Een kameraad bracht ons naar Zaventem voor de vlucht naar Male. Een charter met maar 1 tussenlanding in Colombo. Dus in theorie weinig miserie en snel. In de luchthaven was het op een zaterdagavond gewoon doods. Wel niet doods genoeg om er zonder oordoppen door te geraken. En de handdrogers daar... daar zijn nog geen dopjes tegen uitgevonden. Ge kunt uw handen al evengoed gaan drogen voor de motor van een Boeing.
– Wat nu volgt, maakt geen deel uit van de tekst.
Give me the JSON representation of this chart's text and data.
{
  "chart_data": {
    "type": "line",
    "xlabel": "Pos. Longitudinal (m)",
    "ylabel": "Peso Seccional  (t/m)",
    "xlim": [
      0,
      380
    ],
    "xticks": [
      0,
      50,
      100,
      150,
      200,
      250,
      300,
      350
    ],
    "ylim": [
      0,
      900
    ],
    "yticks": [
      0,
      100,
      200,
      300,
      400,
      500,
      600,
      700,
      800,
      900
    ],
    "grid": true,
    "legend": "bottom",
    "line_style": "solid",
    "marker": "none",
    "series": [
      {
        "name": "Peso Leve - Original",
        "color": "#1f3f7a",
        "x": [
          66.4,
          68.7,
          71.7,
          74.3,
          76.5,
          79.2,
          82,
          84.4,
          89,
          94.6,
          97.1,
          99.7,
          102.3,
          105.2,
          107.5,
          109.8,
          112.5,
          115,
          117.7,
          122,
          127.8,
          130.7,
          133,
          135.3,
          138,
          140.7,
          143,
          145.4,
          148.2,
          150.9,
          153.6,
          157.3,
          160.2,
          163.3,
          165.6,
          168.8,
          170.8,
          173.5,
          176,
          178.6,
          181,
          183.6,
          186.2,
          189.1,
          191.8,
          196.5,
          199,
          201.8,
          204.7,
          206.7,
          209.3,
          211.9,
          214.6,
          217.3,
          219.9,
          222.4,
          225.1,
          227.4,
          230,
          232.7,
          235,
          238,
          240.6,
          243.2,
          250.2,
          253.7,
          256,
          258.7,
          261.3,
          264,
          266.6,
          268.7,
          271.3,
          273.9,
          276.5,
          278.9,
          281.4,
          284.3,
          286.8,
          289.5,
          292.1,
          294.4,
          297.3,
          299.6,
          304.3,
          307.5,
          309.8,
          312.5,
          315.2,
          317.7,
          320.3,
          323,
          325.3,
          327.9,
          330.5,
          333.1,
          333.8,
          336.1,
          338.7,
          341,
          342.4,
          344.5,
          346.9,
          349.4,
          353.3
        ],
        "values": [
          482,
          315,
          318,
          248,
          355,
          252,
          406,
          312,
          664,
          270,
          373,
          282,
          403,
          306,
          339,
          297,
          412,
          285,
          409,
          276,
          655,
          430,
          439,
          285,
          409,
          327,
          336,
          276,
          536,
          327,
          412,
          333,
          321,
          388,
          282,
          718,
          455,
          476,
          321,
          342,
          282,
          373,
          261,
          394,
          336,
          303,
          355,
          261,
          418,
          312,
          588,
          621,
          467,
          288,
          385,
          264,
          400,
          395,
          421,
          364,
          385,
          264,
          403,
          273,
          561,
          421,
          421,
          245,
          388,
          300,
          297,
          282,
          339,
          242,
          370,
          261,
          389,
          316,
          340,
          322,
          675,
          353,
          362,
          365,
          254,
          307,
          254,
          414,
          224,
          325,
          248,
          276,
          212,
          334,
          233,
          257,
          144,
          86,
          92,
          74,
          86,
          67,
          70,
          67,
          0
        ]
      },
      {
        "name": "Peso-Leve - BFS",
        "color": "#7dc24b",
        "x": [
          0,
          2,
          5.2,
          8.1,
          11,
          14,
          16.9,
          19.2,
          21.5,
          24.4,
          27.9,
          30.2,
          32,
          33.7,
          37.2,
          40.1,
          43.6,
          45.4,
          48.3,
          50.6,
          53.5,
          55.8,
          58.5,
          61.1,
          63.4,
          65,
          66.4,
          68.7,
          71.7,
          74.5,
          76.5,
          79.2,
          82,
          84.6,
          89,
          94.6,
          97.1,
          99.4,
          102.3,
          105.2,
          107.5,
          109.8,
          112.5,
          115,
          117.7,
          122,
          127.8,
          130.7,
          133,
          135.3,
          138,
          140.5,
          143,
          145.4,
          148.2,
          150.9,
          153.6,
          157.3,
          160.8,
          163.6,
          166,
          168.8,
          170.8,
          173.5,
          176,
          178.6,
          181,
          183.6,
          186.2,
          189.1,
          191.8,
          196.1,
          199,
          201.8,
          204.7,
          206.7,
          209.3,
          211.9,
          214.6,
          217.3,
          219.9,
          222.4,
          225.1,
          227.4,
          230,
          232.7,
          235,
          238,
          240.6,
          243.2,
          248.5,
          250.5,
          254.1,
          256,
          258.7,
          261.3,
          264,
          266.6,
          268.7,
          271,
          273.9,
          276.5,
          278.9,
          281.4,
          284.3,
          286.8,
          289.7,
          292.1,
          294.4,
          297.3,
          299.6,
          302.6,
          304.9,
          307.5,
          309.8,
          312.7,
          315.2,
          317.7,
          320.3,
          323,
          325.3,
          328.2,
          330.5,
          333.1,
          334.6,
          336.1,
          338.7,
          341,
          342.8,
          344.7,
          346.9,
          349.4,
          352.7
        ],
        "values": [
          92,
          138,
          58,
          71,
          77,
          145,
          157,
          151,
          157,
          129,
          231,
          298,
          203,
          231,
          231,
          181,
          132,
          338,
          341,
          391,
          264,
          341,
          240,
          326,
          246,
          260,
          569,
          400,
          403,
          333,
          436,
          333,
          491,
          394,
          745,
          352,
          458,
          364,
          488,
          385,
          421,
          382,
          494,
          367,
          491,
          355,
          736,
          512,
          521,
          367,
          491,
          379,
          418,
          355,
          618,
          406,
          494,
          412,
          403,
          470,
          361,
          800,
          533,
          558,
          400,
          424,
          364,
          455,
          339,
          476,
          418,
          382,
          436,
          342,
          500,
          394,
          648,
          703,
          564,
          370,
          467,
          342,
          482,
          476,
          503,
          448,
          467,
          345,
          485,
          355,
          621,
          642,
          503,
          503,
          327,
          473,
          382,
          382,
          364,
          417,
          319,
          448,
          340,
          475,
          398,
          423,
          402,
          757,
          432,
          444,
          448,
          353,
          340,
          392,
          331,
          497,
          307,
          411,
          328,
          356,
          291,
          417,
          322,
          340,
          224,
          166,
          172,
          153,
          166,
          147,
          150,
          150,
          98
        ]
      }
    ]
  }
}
De bescheiden toeslag om in Comfort Class te reizen was zeker zijn geld waard. Niet alleen meer beenruimte, ook goeie zetels, oprecht lekker eten, en voor iedere passagier een draagbaar videospelertje. Maar heb belangrijkste : ge kon uw plaats op voorhand kiezen. Ik had een plek net vóór de vleugel gekozen in de veronderstelling dat dat het stilste gedeelte zou zijn....
Het vliegtuig maakte naar mijn normen een enorm kabaal, zelfs met die rubber band rond mijn hoofd en mijn strafste dopjes in. Een dame die eveneens met tinnitus en hyper-acusis te kampen heeft - die ik onlangs via mijn blog had leren kennen - had me op t laatste nippertje gemaild dat ik aan de stewardess twee potjes met natte watten op de bodem moest vragen en dat dat alleszins al de druk op mijn oren zou verlichten. Ik snapte er niks van maar besloot het toch maar te wagen. De steward wist tot mijn grote verbazing onmiddellijk waar ik het over had en bracht twee plastic bekers met onderin vochtige propjes papier. OK. Maar wat nu?
Heel naïef hield ik de bekers gewoon rechtop naast mijn oren. Maar dat leek me nu toch zó absurd. Hoe zou deze waanzinnige actie ook maar enige invloed kunnen uitoefenen op mijn oren? De mensen op de rij naast mij keken al uiterst vreemd. Ik kon ze geen ongelijk geven. Zit maar in de buurt van iemand die eerst een brede band rond zijn kop doet (dan nog met de zwart-witte Palestijnse print, een terrorist zou er beslist een andere gekozen hebben), daar rubber flappen onder zit te foefelen, en die dan vervolgens met het meest serieuze gezicht twee drinkbekers naast haar kop houdt. Ik zou er persoonlijk ook niet gerust in geweest zijn. Zij het wel dat ik het gewoon een onschadelijke krankzinnige zou gevonden hebben en niet direct een terrorist.
Uiteindelijk ging Paul toch eens vragen wat ik nu eigenlijk geacht werd te doen met die bekers. Toen kwam er licht in de duisternis. De bedoeling was om de bekers met de opening over uw oren te houden!!! Het warme vocht zou de gehoorgang en het trommelvlies soepeler maken, waardoor het oor zich makkelijker zou kunnen aanpassen aan de drukverschillen. Vooral bij het dalen zou dit veel resultaat kunnen opleveren.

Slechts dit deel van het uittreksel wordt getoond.